Homocysteine-mediated neuronal cell death. (a) Cultures incubated for 6 days in various concentrations of d,l-homocysteine (HC). Data are the means ± SEM of four replicate values from each of three pooled experiments. Asterisks indicate statistically different from control value (∗, P < 0.05; ∗∗, P < 0.01). (b) Neuroprotective effects of the NMDA antagonists dizocilpine (MK-801, 10 μM), memantine (12 μM), and superoxide dismutase/catalase (SOD/CAT, 50 units/ml each) from 100 μM d,l-homocysteine-mediated neurotoxicity. Cultures were incubated for 6 days in the presence of homocysteine before the assessment of neurotoxicity. Data are the means ± SEM from a representative experiment (performed with quadruplicate samples and repeated seven times).
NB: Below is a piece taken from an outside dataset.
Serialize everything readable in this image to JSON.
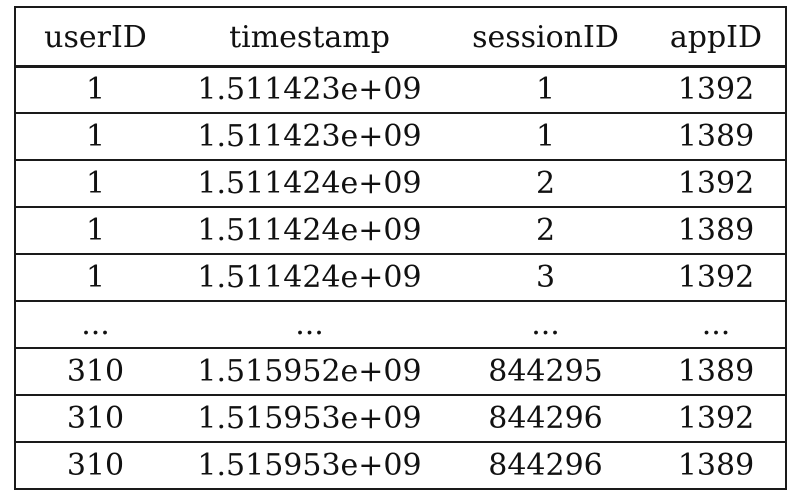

Asterisks indicate statistically different from control value and from the homocysteine groups treated with the NMDA antagonists dizocilpine or memantine (∗∗, P < 0.01). Note that although the superoxide dismutase/catalase value was not significantly different from the homocysteine group, it was also not significantly different from the control group (at either the P < 0.05 or 0.01 levels), indicating an intermediate save from homocysteine-induced neurotoxicity.

Figure 4

HPLC fluorescence chromatograms of o-phthaldialdehyde-derivatized culture media obtained from acute (5-min; a and b) or chronic (6-day; c and d) exposure to 100 μM homocysteine. The ordinate axis represents relative fluorescence (F%). (a) Chromatogram of control culture medium of mixed neuronal/glial cultures assayed 3 weeks after plating. The culture medium was changed on a Monday-Wednesday-Friday schedule and was assayed here just before a scheduled medium change. (b) Chromatogram of culture medium exposed to homocysteine for 5 min was similar to that of the control except for the presence of homocyst(e)ine. No other peak was consistently changed in three identical experiments; specifically, homocysteic acid was not found. (c) Chromatogram of control culture medium of mixed neuronal/glial cultures assayed 3 weeks after plating. In this case the medium was not changed for the previous 6 days. (d) Chromatogram of culture medium obtained identically to c, except exposed to homocysteine 6 days earlier. Under these conditions, oxidation of homocysteine to homocysteic acid was not encountered. The peaks appearing between 10 and 14 min in chromatograms c and d are not sulfated amino acids and did not comigrate as homocyst(e)ine on additional runs (not shown). By the end of the 6-day incubation, homocysteine had been metabolized and was no longer detectable. The experiment was repeated three times. Cysteic acid was added as an internal standard to all chromatograms and was not present if not added exogenously.